Lalu Al tertawa. Kemudian Al mulai menceritakan awal mula ia bertemu Prilly, menceritakan hal-hal yang Prilly ceritakan padanya dan sekarang ia sampaikan pada Ali, dan juga bagaimana perjuangan Prilly selama ini.

Ali tertarik pada cerita Al, semuanya mengandung jawaban atas keegoisan Prilly selama ini. Termasuk mengapa selama ini Prilly bersikeras menjadi wanita karier; karena ia ingin mengumpulkan uang untuk biaya pengobatannya tanpa harus meminta kepada Ali.

"Oh iya, kamu kok bisa nggak ngenalin Prilly gitu sih pas kamu ketemu dia? Padahal kan kamu pernah liat fotonya waktu aku nikah." tanya Ali.

"Cuma dari foto, itupun sekali. Pas balik ke Indonesia buat kuliah, di rumah A'a kan udah nggak ada foto pernikahan kalian. Ditambah Kak Prilly yang aku temuin di Singapore itu wajahnya beda dari foto pernikahan waktu itu, lebih kurus terus pucet. Kalo soal nama, aku nggak sempet mikir ke sana, aku pikir kan nama orang banyak yang sama."

"Iya, sihh."

"Waktu Al nggak tau, pas A' Ali cerita kalau ibu kandungan Mecca pergi tanpa mau tanggung jawab, Al sempet nilai Kak Prilly buruk. Di sisi lain pas Al ketemu Kak Prilly di Singapore, Al nilai Kak Prilly itu sebagai perempuan yang justru luar biasa hebatnya." cerita Al.

"Dia emang hebat, pas pertama kali aku ketemu Prilly aja aku udah tertarik. Dia itu pekerja keras, emang sih yang bikin aku nggak suka itu dia terlalu over banget kerjanya." Ali menerawang ke masa lalu saat kali pertama ia bertemu Prilly di rumahnya, wanita itu baru pulang bekerja dan esoknya saat di perusahaan Ali melihat sendiri bagaimana Prilly bekerja dengan baik dan begitu ramah.
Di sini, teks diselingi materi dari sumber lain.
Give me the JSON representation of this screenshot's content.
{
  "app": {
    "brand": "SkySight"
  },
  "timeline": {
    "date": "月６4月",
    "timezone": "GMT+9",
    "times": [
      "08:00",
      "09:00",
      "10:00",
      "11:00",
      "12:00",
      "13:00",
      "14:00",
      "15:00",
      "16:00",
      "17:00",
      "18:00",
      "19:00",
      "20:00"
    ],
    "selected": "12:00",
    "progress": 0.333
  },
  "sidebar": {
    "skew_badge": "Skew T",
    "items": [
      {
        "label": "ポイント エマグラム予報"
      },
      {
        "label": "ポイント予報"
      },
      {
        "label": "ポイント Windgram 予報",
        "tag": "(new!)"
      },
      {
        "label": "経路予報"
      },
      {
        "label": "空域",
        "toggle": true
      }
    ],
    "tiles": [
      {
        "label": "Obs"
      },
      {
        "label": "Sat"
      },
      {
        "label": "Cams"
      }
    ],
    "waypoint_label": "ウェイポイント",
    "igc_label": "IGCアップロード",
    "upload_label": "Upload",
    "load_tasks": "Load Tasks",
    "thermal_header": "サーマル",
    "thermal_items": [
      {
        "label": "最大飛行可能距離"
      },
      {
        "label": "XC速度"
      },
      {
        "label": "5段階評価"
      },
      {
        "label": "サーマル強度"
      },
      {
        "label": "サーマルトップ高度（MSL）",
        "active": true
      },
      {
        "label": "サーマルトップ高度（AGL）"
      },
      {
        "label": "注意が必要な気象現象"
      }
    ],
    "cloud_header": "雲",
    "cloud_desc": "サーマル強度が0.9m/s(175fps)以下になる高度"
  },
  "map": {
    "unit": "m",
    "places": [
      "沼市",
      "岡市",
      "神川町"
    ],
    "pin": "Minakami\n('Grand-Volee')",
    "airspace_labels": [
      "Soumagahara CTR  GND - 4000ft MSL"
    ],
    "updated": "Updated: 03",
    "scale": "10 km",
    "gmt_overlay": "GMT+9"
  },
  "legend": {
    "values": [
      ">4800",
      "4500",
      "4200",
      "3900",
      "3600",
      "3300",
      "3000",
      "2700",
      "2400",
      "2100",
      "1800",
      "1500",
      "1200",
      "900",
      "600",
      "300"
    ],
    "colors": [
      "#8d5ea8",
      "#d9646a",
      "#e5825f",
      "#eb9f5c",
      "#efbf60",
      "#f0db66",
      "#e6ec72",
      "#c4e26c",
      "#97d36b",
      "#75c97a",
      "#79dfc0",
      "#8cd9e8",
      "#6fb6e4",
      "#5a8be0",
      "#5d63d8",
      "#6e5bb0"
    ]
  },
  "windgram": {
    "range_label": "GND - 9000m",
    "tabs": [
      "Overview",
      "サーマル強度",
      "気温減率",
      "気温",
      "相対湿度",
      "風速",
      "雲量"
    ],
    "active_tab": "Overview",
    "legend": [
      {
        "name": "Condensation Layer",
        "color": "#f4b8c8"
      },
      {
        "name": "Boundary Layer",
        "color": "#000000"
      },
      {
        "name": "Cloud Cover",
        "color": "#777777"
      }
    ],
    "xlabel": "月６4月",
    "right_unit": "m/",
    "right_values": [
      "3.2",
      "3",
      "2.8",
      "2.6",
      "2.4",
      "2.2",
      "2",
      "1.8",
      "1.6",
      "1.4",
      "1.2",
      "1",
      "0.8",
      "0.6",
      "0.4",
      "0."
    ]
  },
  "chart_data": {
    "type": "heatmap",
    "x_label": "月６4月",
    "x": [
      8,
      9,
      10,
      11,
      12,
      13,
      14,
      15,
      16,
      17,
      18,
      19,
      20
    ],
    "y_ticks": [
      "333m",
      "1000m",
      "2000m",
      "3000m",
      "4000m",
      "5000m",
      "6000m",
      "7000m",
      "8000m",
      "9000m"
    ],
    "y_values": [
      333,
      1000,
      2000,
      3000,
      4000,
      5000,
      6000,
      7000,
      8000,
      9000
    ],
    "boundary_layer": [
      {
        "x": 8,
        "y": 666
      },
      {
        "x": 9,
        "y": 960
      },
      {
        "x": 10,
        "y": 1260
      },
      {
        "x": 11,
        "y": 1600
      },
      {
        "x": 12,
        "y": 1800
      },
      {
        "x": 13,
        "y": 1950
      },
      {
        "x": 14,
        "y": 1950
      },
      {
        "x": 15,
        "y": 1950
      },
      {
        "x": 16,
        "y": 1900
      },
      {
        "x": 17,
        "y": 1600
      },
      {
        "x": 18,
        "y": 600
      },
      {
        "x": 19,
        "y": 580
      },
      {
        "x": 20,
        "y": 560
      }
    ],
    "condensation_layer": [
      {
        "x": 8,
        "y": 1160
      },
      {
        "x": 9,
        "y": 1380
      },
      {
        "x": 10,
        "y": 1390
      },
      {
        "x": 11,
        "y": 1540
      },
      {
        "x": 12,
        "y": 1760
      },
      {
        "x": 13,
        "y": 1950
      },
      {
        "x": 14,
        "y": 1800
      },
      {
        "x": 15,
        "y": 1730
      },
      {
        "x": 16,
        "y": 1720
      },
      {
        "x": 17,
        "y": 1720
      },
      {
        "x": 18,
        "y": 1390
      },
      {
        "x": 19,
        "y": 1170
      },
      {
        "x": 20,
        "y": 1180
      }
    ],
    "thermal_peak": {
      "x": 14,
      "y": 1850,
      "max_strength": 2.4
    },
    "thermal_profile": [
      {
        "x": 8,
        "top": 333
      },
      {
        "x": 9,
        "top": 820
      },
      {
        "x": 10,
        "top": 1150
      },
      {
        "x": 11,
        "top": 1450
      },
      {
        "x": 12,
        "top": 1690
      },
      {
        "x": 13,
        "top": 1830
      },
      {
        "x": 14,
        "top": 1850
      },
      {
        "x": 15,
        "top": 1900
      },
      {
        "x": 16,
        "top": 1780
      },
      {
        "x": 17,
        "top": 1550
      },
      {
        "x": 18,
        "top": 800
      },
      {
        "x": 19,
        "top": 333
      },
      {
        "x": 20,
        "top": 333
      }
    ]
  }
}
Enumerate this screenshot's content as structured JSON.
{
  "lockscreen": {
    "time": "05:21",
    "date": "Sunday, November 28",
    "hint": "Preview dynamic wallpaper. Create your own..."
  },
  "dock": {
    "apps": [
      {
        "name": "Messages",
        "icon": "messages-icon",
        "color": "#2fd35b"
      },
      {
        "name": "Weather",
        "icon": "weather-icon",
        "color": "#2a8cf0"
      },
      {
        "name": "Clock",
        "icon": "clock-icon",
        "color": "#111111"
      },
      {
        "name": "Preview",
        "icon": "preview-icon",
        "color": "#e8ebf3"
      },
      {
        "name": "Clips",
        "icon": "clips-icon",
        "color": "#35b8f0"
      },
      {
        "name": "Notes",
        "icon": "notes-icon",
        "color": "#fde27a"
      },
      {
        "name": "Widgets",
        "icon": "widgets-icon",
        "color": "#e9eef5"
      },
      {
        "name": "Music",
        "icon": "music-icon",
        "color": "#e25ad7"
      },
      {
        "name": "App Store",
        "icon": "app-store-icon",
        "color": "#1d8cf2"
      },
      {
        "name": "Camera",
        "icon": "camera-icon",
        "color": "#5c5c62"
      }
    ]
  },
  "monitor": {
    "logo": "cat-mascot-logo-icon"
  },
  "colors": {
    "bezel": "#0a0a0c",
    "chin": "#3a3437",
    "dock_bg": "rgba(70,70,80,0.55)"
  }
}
"Suatu hari nanti masa-masa itu bakal balik lagi ke A' Ali dan Kak Prilly, apalagi sekarang ada Mecca sebagai pelengkap keluarga kalian." ucap Al.

"Aku nunggu banget saat itu." ujar Ali.

***

Ali sempat pergi sebentar, saat kembali ke rumah sakit tangannya tak kosong seperti berangkat tadi. Ia membiarkan buket bunga mawar merah itu berada dalam gendongan tangan kirinya, lalu tangan kirinya menenteng pouch belanjaan.

Laki-laki itu masuk ke dalam ruangan Prilly untuk menemaninya sampai pagi nanti. Ketika masuk ke dalam, Ali mendapati Prilly sedang melahap buah apel dengan posisi menyandarkan tubuhnya. Kedatangan Ali membuat Prilly menghentikan kunyahannya, perempuan itu melempar senyum manis ke arah Ali dan matanya langsung tertuju pada buket bunga mawar yang Ali bawa.

"Makan yang banyak, biar cepet berisi lagi badannya." ucap Ali sambil meletakan pouch itu ke atas meja sebelah ranjang kemudian ia mengecup pucuk kepala Prilly. "Buat kamu." kata Ali sambil meletakkan buket itu di atas paha Prilly.

"Makasih ya."

"Nggak usah bilang makasih, saya nggak suka." Ali menggelengkan kepalanya sambil tersenyum.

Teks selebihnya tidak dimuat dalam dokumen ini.